Leu Josef · Nationalrat · 2003-06-13
Leu Josef · Nationalrat · Luzern · Christlichdemokratische Fraktion · 2003-06-13
Wortprotokoll
Ich bitte Sie im Namen der CVP-Fraktion, bei Artikel 62 mit der Mehrheit der NFA-Spezialkommission zu stimmen. Wir beantragen Ihnen also damit auch, die Anträge Suter und Graf abzulehnen.
Die Kantone sind aufgrund der Schulhoheit bereits heute für die Sonderschulung zuständig. Das Recht behinderter Kinder auf eine ihren Bedürfnissen angepasste Sonderschulung wird mit der im NFA vorgesehenen ausschliesslichen Finanzierungszuständigkeit der Kantone nicht tangiert. Dafür sorgt insbesondere der neue Absatz 3 in Artikel 62 der Bundesverfassung. Die Unentgeltlichkeit der Sonderschulung leitet sich direkt aus Artikel 62 Absatz 2 der Bundesverfassung ab und muss deshalb im neuen Absatz 3 nicht erwähnt werden.
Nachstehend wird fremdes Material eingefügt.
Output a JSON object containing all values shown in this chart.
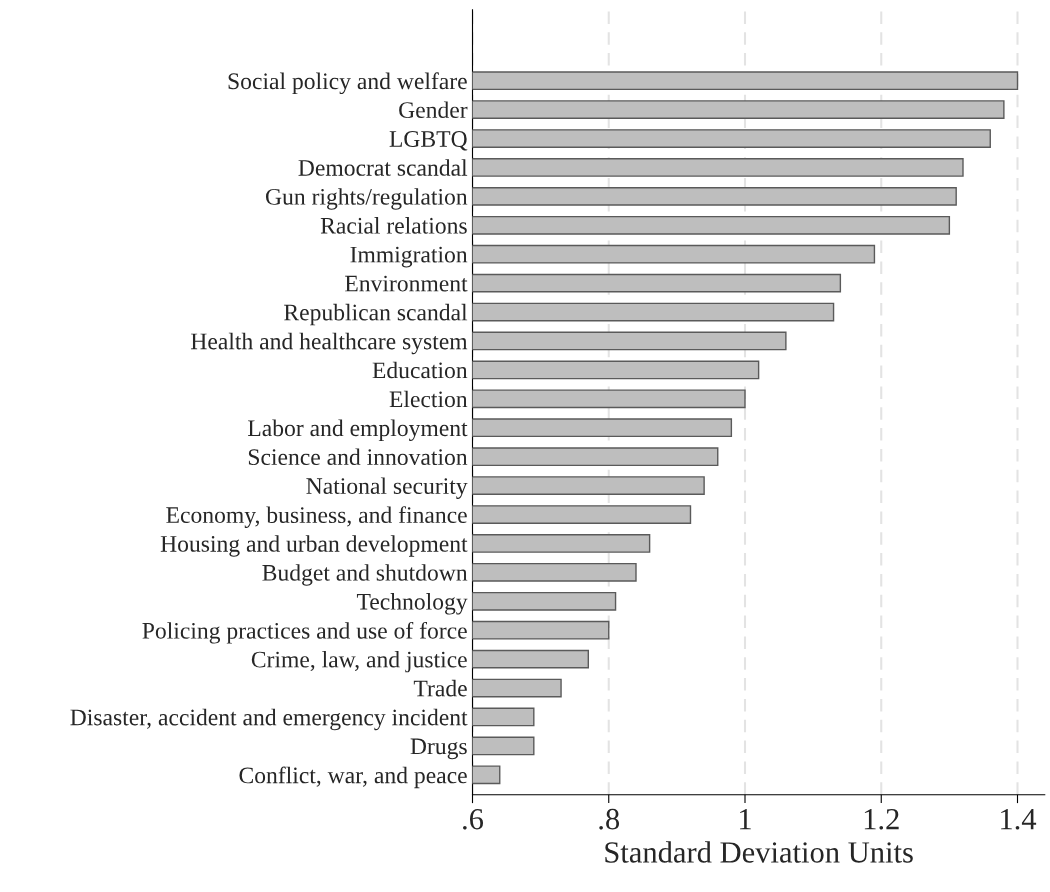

Die Kantone decken die behinderungsbedingten Mehrkosten der Sonderschulung im Vergleich zur Regelschule voll ab. Mit dem NFA wird zudem der Rechtsanspruch behinderter Kinder auf Sonderschulung erstmals in der Verfassung verankert.
Schon heute sind die 26 Kantone für die Sonderschulfinanzierung zuständig. Die IV leistet als Versicherung Beiträge an die Sonderschulen. Die mit dem NFA vorgesehene ausschliessliche Finanzierungszuständigkeit der Kantone für die Sonderschulung ist aufgrund der Schulhoheit der Kantone konsequent. Die IV als Versicherung sichert keinen Individualanspruch auf Sonderschulung zu. Sie leistet Beiträge an die Sonderschulung, sofern diese in einer Sonderschule durchgeführt wird.
Die heutigen Rechtsgrundlagen bieten auf Bundesebene für behinderte Kinder keinen Rechtsanspruch auf Sonderschulung. Auch die IV sichert keine Sonderschulmassnahmen zu. Sie beteiligt sich mit Beiträgen an den Sonderschulkosten, sofern die Eltern für ihr behindertes Kind eine Sonderschule finden. Durch den NFA wird den Kantonen mit dem neuen Absatz 3 in Artikel 62 der Bundesverfassung der Auftrag erteilt, das Recht behinderter Kinder auf eine ihren Bedürfnissen angepasste Sonderschulung zu gewährleisten. Der Verfassungsartikel sichert zusätzlich auch den Bereich der heilpädagogischen Früherziehung und die Vorbereitung auf die berufliche Eingliederung ab. Damit wird ein langjähriges Anliegen der Eltern von Behinderten und der Behindertenorganisationen erfüllt.
Neuartige Modelle und Ansätze aufzudecken und umzusetzen ist eine grosse Stärke föderalistischer Staatsgebilde. Die integrative Schulung ist nur ein Beispiel unter vielen. Mit der vorgeschlagenen Öffnung des Anspruchs auf Sonderschulung für alle behinderten Kinder, unabhängig von ihrem Anspruch auf IV-Leistungen, kann die globale Integrations- und Schulbildungspolitik ausgebaut werden. Die IV leistet heute nur Beiträge, wenn Kinder in einer Sonderschule gefördert werden, was die Umsetzung integrativer Massnahmen erschwert. Integrative Ansätze werden bereits heute auf der Basis der kantonalen Gesetzgebung realisiert. Die Ausgestaltung im Bereich der Sonderschulung ist also nicht als Sparprogramm konzipiert. Dafür sorgt der Verfassungsauftrag, wie ich es bereits erwähnt habe.
Ich bitte Sie also nochmals, hier bei Artikel 62 mit der Mehrheit der vorberatenden Kommission zu stimmen und die beiden Anträge Suter und Graf abzulehnen.